Similar changes occurred in both the young human muscle and the aged rat muscle. But the young muscle could adapt and recover. After repeated atrophy, it showed a less exaggerated gene-expression response than the aged muscle did. “There seems to be some resilience and protection with young muscle the second time around,” Sharples said. He likened this to an immune-system response: Young muscle responds better to atrophy the second time because it has encountered it before and knows how to bounce back. By contrast, aged muscle becomes more sensitive after repeated atrophy, showing a worsened response with the second episode.

How long our muscles hold on to any of these memories is still up for debate. “Because of our study periods, we do know with some certainty that epigenetic memories can last at least three to four months, and that protein changes can also be retained,” Sharples said. “How long after that is difficult to say. But we know from our studies of cancer patients that epigenetic changes in muscle were retained even 10 years out from cancer survival.”

This was startling to hear. If an adverse health event is dramatic enough, like cancer, our muscles can carry the effects of that for a decade or more. More typically, though, inactivity, aging, and repeated episodes of disuse may gradually shift the system toward a state in which weakness becomes more entrenched and recovery slower.

Understanding what drives muscle to remember being in stress situations—either beneficial, like exercise, or damaging, like illness—could help us better judge what to do about this, says Kevin Murach, an associate professor at the University of Arkansas who studies aging and skeletal muscle and who was not involved in the new study. Knowing the mechanisms that drive beneficial changes at the molecular level could help develop drugs with similar effects. On the other end of the spectrum, if illness and immobilization have long-term negative effects, Murach told me, the next question to answer is: “Can we use exercise to offset that?”

Both Murach and Sharples said the data are getting only more robust that strength training, paired with endurance or high-intensity interval training, is the best therapy to protect against age-related loss of muscle and function. “Perhaps the key takeaway is that at any point along this continuum, new exercise or loading stimuli can still shift the balance back towards growth and health,” Sharples said. “I don’t think there is a point at which muscle can’t respond at all—it simply becomes less efficient when repeatedly weakened or when older.”
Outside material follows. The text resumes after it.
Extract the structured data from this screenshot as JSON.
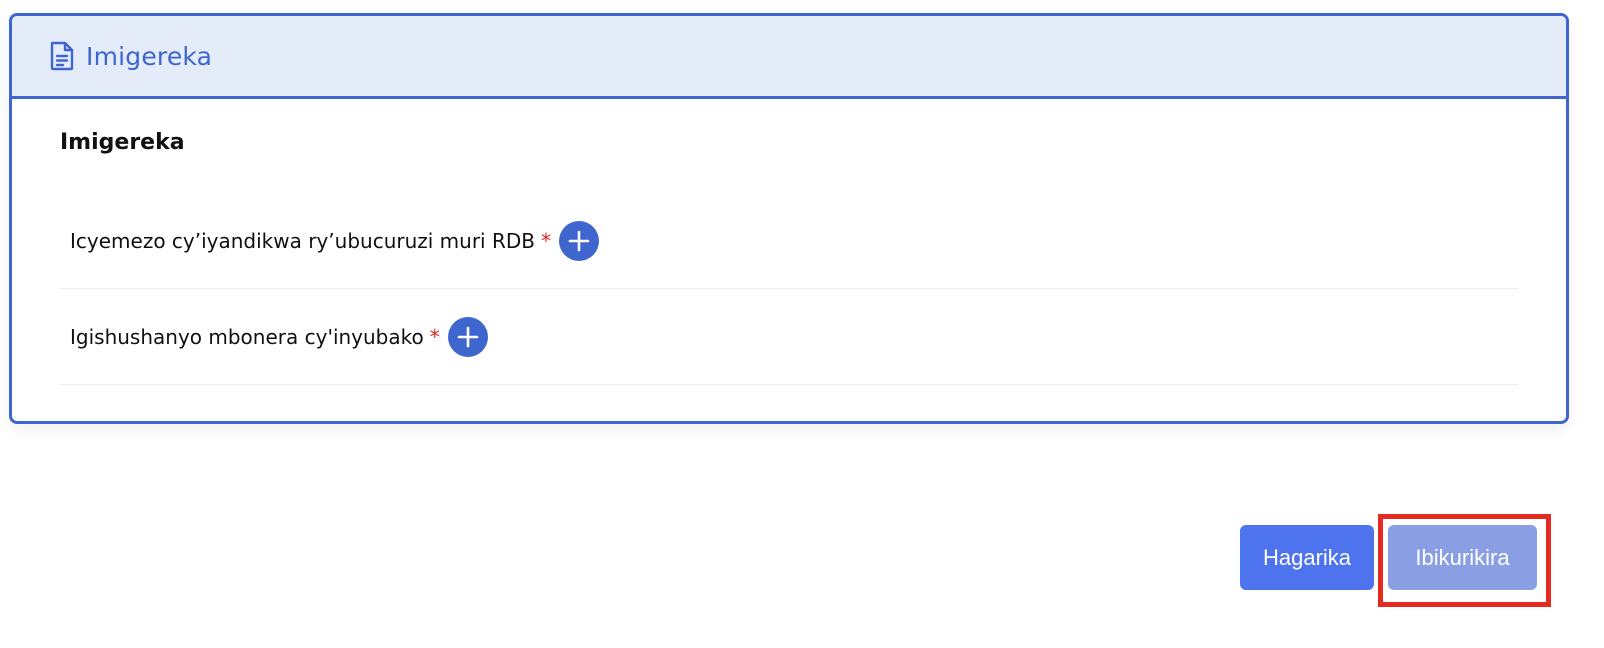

Identifying genes associated with muscle growth, as well as pharmaceutical targets, could mean that drugs or gene therapy may eventually be able to assist with boosting muscle response for people who cannot exercise. Murach and Sharples cautioned, though, that stimulating muscle-cell growth can have unintended consequences, in part because growth pathways are common across cell types—including cancer cells.

What the new work does show is that our muscle mass is not a blank slate. “What we’re finding suggests that our muscles may carry a history of both strength and weakness,” Sharples said. It’s shaped by factors including age, baseline muscle health, previous atrophy events, and previous exercise training. “And that history shapes how our muscles respond in the future.” I came away from our conversation thinking about the battle between positive muscle memory for strength and negative muscle memory for atrophy as a kind of tug-of-war: The two are constantly in tension, but the more experiences you have of one or the other, the more it pulls you into its embrace.